Webster believes that the idea of using nanoparticles is that the virus behind COVID-19 consists of a structure of a similar scale as his nanoparticles. Here, the matter is ultra-small, about ten thousand times smaller than the width of a single strand of hair. He is proposing particles of similar sizes that could attach to SARS-CoV-2 viruses, which would, in turn, disrupt their structure with a combination of infrared light treatment. Then, it would halt the ability of the virus to survive and reproduce in the body. Finding and neutralising viruses with nanomedicine is at the core of their research. They call it theranostics, which focuses on combining therapy and diagnosis. Using that approach, Webster’s lab has specialised in nanoparticles to fight the microbes that cause influenza and tuberculosis.
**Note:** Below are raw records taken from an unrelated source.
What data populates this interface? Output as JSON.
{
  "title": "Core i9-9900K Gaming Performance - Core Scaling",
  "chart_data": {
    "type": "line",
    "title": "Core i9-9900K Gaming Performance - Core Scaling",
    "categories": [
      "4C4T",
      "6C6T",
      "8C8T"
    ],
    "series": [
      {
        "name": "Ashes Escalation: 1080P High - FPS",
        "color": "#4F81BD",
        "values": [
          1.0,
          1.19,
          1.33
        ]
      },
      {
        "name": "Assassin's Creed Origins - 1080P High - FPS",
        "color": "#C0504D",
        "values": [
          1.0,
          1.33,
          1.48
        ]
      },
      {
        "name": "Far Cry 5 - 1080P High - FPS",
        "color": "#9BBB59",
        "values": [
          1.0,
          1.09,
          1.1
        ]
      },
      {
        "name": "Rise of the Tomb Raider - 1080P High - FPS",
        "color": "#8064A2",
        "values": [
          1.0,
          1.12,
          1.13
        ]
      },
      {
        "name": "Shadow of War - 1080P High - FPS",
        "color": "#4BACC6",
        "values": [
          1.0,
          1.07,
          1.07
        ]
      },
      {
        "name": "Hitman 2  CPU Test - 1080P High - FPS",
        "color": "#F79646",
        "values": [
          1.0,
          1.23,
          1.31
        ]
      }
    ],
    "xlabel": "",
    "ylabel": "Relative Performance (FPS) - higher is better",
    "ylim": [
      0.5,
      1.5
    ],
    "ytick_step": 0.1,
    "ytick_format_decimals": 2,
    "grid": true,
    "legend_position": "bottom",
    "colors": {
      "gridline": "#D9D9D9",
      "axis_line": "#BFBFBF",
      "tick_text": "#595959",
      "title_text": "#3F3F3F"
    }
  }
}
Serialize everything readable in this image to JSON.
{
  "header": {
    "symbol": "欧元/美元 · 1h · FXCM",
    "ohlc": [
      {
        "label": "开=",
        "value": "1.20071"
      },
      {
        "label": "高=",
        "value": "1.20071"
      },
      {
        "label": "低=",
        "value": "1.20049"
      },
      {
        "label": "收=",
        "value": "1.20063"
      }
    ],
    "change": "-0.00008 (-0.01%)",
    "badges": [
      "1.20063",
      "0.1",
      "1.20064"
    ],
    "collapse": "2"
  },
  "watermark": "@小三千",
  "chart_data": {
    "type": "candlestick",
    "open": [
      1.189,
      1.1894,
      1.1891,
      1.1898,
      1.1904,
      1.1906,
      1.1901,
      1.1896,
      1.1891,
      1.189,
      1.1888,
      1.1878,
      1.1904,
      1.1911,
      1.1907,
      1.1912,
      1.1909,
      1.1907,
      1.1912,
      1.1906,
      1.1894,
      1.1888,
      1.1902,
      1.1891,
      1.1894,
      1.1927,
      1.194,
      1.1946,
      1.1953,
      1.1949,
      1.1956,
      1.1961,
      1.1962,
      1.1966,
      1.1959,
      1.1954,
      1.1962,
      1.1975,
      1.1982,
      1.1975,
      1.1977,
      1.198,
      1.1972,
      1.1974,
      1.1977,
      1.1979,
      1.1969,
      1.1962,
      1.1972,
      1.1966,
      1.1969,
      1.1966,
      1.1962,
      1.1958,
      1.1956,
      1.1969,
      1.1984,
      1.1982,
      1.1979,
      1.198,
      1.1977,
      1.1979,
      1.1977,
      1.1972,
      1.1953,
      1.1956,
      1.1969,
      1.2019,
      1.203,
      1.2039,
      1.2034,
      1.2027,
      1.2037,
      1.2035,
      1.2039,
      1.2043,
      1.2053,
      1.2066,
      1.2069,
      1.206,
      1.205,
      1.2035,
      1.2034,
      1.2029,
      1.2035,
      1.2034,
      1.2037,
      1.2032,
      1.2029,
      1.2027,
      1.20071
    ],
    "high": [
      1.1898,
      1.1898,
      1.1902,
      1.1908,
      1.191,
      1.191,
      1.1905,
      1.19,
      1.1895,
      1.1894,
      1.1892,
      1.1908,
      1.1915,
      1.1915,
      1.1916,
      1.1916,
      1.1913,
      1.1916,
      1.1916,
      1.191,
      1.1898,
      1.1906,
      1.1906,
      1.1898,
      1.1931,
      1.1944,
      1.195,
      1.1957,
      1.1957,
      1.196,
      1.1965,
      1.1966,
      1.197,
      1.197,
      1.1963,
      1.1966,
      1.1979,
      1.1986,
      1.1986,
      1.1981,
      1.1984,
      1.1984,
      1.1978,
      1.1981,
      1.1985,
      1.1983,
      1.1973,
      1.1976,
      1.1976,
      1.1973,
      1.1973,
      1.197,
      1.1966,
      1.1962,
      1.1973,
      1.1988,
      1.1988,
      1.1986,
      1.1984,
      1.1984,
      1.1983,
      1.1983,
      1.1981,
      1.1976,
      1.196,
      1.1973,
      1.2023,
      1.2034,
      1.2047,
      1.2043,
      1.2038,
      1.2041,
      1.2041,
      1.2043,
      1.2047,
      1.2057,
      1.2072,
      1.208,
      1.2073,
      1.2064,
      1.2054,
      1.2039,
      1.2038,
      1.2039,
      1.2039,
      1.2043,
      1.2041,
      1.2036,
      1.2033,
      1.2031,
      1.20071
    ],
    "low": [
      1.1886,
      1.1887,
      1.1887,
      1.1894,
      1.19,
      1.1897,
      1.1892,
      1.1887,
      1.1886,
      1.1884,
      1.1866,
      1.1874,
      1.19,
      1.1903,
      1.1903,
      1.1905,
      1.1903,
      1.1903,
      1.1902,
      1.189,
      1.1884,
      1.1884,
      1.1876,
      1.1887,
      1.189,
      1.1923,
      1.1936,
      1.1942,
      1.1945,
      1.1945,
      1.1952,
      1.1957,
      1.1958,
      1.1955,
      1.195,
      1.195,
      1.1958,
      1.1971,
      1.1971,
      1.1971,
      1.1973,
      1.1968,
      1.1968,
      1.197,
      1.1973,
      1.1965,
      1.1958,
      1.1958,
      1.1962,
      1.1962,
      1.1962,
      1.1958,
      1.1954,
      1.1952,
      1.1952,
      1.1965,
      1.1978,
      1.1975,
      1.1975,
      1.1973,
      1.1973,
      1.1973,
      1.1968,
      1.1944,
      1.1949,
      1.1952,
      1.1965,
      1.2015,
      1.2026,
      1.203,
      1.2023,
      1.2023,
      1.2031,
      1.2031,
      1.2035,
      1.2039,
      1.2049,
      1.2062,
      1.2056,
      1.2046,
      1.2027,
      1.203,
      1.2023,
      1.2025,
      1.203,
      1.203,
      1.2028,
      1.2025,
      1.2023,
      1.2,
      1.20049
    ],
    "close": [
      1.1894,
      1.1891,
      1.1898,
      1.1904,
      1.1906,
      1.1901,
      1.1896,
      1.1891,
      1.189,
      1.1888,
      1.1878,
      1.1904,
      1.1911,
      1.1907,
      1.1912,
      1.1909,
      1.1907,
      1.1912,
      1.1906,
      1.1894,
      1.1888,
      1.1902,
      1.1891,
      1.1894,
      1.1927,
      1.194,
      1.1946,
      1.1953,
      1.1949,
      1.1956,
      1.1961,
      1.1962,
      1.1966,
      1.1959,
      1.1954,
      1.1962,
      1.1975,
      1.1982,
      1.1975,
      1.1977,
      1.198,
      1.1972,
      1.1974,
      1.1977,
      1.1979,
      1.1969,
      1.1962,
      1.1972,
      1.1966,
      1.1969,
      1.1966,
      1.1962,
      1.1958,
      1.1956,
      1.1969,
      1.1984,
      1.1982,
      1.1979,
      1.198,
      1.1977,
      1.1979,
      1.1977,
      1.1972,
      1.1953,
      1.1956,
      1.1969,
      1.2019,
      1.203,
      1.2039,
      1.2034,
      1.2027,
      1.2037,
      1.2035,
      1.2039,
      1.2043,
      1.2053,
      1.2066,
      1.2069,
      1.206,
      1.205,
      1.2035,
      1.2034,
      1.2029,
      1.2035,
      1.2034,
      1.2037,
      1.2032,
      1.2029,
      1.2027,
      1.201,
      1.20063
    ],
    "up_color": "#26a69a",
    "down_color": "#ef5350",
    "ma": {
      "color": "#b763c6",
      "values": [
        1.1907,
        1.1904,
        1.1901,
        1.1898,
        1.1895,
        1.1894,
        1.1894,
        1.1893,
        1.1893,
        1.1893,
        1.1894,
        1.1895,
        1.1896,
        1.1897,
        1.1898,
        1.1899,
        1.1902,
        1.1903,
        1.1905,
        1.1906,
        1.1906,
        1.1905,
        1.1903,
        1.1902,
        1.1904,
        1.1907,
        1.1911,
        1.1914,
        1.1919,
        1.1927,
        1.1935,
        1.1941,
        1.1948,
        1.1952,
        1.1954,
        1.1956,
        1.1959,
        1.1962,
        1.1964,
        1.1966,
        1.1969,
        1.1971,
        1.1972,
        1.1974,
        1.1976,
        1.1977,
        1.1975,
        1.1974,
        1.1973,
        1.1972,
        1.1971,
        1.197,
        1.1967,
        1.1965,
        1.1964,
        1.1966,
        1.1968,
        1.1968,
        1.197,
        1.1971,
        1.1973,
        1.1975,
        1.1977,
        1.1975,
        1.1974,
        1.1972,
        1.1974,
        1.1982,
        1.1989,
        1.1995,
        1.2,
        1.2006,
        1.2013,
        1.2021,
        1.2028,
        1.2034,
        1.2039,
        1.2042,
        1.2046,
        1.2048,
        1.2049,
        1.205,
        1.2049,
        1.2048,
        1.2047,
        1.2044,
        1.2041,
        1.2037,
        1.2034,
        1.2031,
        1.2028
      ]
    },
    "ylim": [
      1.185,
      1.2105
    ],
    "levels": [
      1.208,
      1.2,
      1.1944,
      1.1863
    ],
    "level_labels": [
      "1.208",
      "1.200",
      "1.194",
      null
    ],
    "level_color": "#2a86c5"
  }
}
Mostly, the SARS-CoV-2 spreads through tiny droplets of viral particles. Research says that those germs may survive for days when they attach themselves to countertops, handrails, and other hard surfaces. Thus, Webster says that is one reason to make theranostics with nanoparticles the focus. Nanoparticles can disable these pathogens even before they break into the body, as they hold on to different objects and surfaces. His lab has developed materials that can be sprayed on objects to form nanoparticles and attack viruses. That same technology can be fine-tuned and tweaked to target a wide range of viruses, bacteria, and other pathogens. Nanoparticles can move through our body without disrupting other functions. An alternative can be producing synthetic molecules. However, in the case of chemotherapies used to treat cancer cells, such synthetic drugs can cause severe side effects that kill cancer cells, as well as other cells in the body.